The Story
Why it exists.
The beginning
Odin New York built its identity on numbered fragrances named after places, Sunda, Tanoke, Roam. Century breaks the pattern. Named for time itself rather than a destination, it marks the house's ambition to do something architectural: a modern reinterpretation of the chypre family. Perfumer Kevin Verspoor took on the challenge of 2009, when IFRA restrictions had already begun reshaping what chypre could be. Rather than mourn the classic structure, Verspoor rebuilt it, silver birch and cypress where bergamot once led, myrrh and vetiver at the heart, black musk and oakmoss anchoring the drydown. The result feels like a deliberate conversation between what chypre was and what it could become.

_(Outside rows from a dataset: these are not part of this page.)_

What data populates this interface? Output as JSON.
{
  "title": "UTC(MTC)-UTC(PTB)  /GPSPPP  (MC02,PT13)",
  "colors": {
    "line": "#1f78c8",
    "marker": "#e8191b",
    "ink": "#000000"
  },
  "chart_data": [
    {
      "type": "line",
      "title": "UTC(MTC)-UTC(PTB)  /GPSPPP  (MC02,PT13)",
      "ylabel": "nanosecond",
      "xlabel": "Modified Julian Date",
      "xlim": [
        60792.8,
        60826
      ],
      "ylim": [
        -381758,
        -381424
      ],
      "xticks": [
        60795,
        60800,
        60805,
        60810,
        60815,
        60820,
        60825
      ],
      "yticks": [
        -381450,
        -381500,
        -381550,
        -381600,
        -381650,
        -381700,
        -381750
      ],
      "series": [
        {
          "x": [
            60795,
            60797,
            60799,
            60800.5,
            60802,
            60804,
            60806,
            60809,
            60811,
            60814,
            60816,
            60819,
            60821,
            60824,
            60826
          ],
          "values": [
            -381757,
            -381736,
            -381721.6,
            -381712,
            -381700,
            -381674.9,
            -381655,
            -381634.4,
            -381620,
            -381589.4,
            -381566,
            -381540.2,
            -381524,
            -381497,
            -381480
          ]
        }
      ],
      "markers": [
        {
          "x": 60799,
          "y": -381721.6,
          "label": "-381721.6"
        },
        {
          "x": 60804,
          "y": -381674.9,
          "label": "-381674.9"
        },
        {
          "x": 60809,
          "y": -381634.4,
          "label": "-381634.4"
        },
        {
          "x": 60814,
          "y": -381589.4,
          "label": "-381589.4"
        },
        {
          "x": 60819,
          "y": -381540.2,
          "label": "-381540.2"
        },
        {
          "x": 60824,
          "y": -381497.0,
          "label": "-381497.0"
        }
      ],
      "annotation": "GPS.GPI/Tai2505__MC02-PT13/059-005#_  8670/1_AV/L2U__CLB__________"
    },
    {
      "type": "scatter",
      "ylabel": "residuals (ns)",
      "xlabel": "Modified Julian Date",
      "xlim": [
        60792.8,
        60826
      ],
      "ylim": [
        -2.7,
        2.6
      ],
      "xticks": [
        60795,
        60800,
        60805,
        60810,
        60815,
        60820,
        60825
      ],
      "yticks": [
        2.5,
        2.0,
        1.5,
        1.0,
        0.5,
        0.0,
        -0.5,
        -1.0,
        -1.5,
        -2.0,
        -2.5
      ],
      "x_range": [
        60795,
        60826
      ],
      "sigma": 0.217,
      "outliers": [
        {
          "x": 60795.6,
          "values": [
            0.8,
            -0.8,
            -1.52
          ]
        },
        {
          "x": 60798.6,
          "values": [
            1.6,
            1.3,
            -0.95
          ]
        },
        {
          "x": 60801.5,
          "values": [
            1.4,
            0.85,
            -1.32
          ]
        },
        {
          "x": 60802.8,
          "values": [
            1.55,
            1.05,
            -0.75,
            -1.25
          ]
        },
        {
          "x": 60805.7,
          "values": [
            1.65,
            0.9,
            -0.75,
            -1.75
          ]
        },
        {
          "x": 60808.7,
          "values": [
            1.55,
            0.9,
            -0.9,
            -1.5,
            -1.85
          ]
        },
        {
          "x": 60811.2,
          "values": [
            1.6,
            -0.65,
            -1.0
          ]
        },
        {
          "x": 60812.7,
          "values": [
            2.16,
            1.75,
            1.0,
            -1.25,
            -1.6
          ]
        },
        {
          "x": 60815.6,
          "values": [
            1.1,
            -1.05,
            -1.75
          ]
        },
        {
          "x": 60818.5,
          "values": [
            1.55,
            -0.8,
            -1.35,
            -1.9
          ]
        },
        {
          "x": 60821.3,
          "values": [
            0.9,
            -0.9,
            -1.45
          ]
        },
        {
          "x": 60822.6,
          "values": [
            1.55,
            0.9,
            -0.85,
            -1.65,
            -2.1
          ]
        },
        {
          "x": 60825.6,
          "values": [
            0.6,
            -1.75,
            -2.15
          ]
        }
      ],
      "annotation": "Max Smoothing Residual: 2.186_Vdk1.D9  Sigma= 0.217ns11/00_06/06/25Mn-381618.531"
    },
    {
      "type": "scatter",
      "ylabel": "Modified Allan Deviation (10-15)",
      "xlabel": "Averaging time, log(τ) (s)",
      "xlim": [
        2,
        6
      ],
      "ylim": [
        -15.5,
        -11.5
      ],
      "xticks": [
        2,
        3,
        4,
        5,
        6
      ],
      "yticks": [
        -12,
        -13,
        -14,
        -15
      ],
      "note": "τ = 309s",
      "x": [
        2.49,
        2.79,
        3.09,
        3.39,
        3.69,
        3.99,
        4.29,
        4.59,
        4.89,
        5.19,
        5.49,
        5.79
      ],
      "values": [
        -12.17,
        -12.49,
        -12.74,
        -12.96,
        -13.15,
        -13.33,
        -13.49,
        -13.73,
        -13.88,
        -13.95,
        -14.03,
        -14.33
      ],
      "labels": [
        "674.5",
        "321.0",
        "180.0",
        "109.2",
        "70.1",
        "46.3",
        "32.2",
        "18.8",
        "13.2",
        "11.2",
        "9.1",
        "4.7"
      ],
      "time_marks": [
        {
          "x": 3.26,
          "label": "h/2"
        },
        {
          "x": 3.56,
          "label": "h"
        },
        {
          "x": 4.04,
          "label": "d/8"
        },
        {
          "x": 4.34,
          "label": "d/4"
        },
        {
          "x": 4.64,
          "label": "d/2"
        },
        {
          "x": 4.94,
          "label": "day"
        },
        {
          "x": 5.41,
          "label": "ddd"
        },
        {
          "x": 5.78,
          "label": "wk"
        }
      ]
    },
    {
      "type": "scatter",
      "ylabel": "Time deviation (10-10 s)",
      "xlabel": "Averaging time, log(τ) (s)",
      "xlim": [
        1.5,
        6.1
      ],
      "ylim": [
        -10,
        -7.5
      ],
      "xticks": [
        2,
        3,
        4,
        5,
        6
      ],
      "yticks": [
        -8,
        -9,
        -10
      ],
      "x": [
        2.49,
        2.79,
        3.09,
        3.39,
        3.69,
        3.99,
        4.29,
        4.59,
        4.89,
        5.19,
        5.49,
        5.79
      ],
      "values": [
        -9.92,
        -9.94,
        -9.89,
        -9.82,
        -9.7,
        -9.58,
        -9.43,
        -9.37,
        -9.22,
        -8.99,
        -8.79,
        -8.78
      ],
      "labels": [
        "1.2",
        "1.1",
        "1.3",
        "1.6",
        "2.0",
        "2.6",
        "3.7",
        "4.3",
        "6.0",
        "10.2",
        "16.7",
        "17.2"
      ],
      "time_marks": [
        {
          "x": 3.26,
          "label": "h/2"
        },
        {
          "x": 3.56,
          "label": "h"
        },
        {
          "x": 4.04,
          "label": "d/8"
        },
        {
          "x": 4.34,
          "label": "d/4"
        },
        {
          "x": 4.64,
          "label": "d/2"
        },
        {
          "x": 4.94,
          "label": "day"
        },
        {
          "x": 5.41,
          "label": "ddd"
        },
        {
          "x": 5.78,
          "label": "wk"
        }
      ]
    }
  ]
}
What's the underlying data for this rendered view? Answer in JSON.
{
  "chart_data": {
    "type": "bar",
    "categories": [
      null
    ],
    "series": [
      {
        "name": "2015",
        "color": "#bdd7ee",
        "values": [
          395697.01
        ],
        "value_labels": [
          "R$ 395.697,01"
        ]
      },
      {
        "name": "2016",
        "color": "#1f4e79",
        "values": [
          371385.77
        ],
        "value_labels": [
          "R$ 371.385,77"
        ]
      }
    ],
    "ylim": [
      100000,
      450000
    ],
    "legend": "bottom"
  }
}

What makes Century structurally interesting is how it handles the classic bergamot-oakmoss contrast. In traditional chypres, bergamot's citrus brightness sets up the oakmoss and labdanum. Century replaces that citrus with birch, a sharper, more resinous brightness that reads almost coniferous. The effect is a fragrance that still has that essential chypre tension between cool and warm, green and resinous, but filtered through a different material vocabulary. The myrrh in the heart doesn't sweeten the composition, it deepens the aromatic forest quality, working with vetiver to create something smoky and mineral rather than warm and gourmand.
The evolution
The opening is immediate and arresting. Silver birch and cypress hit first, delivering that sharp coniferous quality, almost a birch tar note without being harsh. Mint weaves through, lending a cold, green clarity that lasts for the first fifteen to twenty minutes. Then the hand-off begins. The mint recedes as myrrh enters, introducing a smoky, balsamic warmth that changes the fragrance's temperature. The vetiver becomes more present in the heart, adding an earthy, slightly mineral depth. Patchouli anchors the middle without overwhelming, it provides weight but keeps the composition from becoming sweet. By the third hour, the drydown takes over. Black musk and ambergris arrive together, creating a warm, animalic base that sits close to the skin. Oakmoss is present but restrained, it gives the signature chypre finish without the extreme earthiness of vintage formulations. The fragrance doesn't project aggressively at this point. It whispers. It lingers.
Cultural impact
Century occupies an interesting position in the post-IFRA chypre landscape. Released in 2009, it arrived at a moment when reformulation pressures had forced many houses to reconsider the classic structure. Verspoor's solution, rebuilding chypre around birch and myrrh rather than bergamot and labdanum, represented one approach: work within the new constraints to create something architecturally similar but materially distinct. Wearers describe it as a fragrance that rewards attention. The opening is a statement, the drydown is intimate, and the overall arc has more development than many modern compositions. It attracts a specific type of wearer: someone who wants complexity without noise, and who understands that a moderate sillage is a feature, not a limitation.